For those who may have sat in Eames chairs a good portion of their life, but are unfamiliar with the larger arc of the couple’s career, the new documentary, Eames: the Architect and the Painter currently screening at CCA, will serve as a good introduction. Theirs must be the exemplary design career. It started with the design of a chair, which taught them the most valuable lesson that design ends but does not start from the visual look, and moved on to film and advertising. They were early explorers of a multi-media world, always engaged with the effective communication of ideas to the broadest possible audience. “The best for the most for the least” they liked to say. In their optimistic, forward-looking, experimental manner, they didn’t regard their work for the US government, Westinghouse, Polaroid, Boeing, or IBM as a sell-out, but as an opportunity to learn more about the science and technology they believed in.

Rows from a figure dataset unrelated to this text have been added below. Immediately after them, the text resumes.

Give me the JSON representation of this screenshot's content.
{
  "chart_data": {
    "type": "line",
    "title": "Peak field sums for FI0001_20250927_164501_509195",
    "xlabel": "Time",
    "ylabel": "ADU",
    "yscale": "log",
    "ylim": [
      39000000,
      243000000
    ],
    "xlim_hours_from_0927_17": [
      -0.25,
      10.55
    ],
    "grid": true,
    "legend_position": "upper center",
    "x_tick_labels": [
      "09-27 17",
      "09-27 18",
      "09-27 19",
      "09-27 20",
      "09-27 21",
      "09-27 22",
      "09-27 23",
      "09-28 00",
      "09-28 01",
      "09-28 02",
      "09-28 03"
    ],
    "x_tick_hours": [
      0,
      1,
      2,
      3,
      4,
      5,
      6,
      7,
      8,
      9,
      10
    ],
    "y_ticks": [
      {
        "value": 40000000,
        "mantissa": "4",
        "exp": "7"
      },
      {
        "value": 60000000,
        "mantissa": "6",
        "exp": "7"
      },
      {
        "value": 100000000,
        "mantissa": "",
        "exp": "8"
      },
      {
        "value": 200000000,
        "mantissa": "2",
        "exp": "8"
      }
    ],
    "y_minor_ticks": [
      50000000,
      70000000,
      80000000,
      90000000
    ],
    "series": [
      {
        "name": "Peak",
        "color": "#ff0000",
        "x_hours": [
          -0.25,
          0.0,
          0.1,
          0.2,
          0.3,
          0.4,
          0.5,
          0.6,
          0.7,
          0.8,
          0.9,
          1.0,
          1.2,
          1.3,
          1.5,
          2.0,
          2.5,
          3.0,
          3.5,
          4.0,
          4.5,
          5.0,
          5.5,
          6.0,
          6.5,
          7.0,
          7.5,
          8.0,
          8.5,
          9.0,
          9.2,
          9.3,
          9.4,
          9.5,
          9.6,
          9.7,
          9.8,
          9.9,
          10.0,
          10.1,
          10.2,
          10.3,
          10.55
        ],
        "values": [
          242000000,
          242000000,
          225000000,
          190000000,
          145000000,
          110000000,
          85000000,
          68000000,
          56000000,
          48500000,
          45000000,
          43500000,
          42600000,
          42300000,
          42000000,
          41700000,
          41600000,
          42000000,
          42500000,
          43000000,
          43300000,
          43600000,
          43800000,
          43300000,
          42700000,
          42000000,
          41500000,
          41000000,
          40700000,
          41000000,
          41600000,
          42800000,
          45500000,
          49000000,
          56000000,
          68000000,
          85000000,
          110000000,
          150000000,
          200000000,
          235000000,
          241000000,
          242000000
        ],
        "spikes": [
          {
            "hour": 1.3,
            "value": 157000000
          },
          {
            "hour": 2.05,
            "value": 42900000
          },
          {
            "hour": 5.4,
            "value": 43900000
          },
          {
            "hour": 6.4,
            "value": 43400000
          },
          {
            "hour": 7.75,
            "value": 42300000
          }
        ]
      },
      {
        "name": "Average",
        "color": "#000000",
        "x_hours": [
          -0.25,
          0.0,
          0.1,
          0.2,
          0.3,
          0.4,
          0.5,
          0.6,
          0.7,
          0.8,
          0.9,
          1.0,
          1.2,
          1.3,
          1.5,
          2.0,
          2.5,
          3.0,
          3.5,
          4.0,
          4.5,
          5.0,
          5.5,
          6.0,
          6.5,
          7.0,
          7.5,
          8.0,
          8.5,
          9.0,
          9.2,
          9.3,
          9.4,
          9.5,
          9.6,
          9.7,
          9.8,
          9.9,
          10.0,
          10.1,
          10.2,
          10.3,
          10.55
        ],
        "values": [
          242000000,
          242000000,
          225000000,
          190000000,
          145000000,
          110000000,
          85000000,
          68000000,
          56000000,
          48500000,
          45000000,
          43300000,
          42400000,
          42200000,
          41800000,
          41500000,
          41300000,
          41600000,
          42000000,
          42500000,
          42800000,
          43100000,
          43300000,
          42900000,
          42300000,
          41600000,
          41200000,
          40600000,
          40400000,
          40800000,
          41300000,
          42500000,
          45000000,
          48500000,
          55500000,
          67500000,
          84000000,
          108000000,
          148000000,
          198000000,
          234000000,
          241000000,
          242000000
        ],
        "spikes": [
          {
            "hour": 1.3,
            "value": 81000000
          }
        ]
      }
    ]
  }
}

The film tries to cover both the public and most private aspects of the designing couple. “Eventually everything connects” said Eames. We are shown personal letters with many charming graphic embellishments such as Charles’ line drawing of a woman’s hand with an arrow to the ring finger, asking “ what size is this finger?” or Ray’s shopping list for Charles in Europe, with sketches of a certain kind of hand-stitched glove, or a Balmain perfume washed in red…. They served floral bouquets as visual desserts, and it was Ray’s inspiration to use the image of the humble forget-me-not flower as the last in a film describing cold war American life to the Russians. Their job with IBM was to make the computer less scary to Americans by inserting it into the history of human problem-solving, and using a cartoonish graphic style.

 

Charles and Ray Eames working on a film

Charles and Ray Eames working on a film

The circus was a real inspiration to Eames, a model for their studio in which a myriad of activities engaged with constraints in the effort to solve problems. How can you fit one more person in a clown car? How can you balance an elephant on a pedestal? The films makes a refreshing attempt to put modern design back in a context. Too often we fall for a myth of modernist purity, austerity, and control, valuing only the look, whereas the Eames were accessible, playful, even messy, and open to influences from folk art to the circus. The film touches on the special importance of Ray in this context, for her background was in painting. She was not afraid of color, of pattern, of mixing it up and believed in “taking pleasure seriously.”